Hyderabad-based Council Of Scientific And Industrial Research–Indian Institute Of Chemical Technology (CSIR-IICT) in collaboration with a pharma company has begun Phase 2 clinical trial of the anthelmintic drug Niclosamide for treatment of COVID-19 patients under hospitalisation. The drug could prove to be a cost-effective therapeutic option for COVID-19 patients, the researchers hope. Niclosamide, used over the years for the treatment of tapeworm infection in adults and children, is now being repurposed for COVID-19 treatment, based on findings from research carried out at King’s College in London. In India, independent collaborative research carried out by various research organisations has demonstrated that Niclosamide has the potential to inhibit SARS-CoV2, blocking the entry of the virus through the pH-dependent endocytic pathway.

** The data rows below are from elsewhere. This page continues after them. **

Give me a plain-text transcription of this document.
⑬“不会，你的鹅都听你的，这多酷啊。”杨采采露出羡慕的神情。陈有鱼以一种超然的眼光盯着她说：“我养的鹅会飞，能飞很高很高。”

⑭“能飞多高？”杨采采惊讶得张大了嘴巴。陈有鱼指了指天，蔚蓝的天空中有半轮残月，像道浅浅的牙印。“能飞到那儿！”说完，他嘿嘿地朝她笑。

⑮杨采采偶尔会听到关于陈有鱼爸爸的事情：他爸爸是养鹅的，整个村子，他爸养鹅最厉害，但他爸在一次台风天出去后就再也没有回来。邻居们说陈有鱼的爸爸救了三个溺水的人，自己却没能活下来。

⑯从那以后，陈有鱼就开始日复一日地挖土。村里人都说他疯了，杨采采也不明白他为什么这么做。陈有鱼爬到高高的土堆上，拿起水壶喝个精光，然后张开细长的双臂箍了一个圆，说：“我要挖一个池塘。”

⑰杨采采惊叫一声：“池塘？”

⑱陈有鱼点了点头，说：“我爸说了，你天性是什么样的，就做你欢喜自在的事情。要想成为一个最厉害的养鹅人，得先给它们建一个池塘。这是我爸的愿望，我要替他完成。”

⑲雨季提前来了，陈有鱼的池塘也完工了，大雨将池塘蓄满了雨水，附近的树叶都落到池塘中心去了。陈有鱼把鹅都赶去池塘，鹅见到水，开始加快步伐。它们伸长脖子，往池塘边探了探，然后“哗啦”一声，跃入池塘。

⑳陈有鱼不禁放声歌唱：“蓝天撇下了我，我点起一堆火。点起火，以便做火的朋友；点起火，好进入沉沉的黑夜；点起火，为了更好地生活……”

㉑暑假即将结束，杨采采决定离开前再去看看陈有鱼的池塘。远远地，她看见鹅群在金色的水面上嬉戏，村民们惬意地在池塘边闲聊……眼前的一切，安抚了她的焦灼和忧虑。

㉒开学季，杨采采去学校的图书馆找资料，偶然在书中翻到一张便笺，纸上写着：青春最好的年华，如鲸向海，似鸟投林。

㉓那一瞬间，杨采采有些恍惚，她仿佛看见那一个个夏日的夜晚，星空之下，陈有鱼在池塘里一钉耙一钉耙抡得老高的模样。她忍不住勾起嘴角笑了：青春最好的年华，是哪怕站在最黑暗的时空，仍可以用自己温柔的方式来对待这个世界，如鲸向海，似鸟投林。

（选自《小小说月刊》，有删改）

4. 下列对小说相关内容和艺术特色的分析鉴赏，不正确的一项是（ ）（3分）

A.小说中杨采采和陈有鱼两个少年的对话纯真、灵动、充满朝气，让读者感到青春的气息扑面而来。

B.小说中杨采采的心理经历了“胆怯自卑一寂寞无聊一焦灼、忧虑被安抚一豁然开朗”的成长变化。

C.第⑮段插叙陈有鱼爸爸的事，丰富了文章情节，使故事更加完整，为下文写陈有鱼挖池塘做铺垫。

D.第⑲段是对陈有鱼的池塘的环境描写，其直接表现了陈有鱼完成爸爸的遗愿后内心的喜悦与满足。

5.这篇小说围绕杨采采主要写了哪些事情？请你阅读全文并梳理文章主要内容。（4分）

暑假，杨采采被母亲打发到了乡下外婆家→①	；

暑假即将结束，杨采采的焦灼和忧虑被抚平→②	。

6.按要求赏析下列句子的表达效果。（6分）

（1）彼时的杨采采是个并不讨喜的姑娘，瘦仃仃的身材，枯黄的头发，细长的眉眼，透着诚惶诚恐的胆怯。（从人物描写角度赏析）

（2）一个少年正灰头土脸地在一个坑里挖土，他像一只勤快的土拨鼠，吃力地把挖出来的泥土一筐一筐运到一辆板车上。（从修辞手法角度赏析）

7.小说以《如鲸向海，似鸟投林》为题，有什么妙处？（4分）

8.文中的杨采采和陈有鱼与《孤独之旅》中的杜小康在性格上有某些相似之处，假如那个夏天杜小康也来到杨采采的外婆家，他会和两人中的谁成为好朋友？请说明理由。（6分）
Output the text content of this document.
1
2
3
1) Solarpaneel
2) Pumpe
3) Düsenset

The research in India was carried out by the Council of Scientific and Industrial Research (CSIR), CSIR-Indian Institute of Integrative Medicine (IIIM) in Jammu and the National Centre for Biological Sciences (NCBS) in Bengaluru. The trial is a multi-centric, Phase 2, randomised, open-label clinical study to evaluate the efficacy, safety and tolerability of Niclosamide for the treatment of hospitalised COVID-19 patients. The safety profile of this drug has been tested over time and has been found safe for human consumption at different dose levels. The Subject Expert Committee (SEC) has recommended carrying out the Phase 2 clinical trials using Niclosamide, said Dr Shekhar C Mande, Director General, CSIR.
Dr Srivari Chandrashekhar, Director of CSIR-IICT Hyderabad, highlighted that the Active Pharmaceutical Ingredient (API) for the repurposed drug is based on improved technology developed at IICT. The IICT has partnered with a Hyderabad-based pharmaceutical company Laxai Life Sciences for the clinical trial, which could provide cost-effective therapeutic options for patients, if the trial is successful.
The CEO of Laxai Life Sciences, Dr Ram Upadhayaya, said that the clinical trial had been initiated this week and was expected to be completed within eight to 12 weeks. The firm plans to seek emergency authorisation for the drug from the Drugs Controller General of India (DCGI) for the treatment of COVID-19 patients based on the success of Phase 2 clinical trial.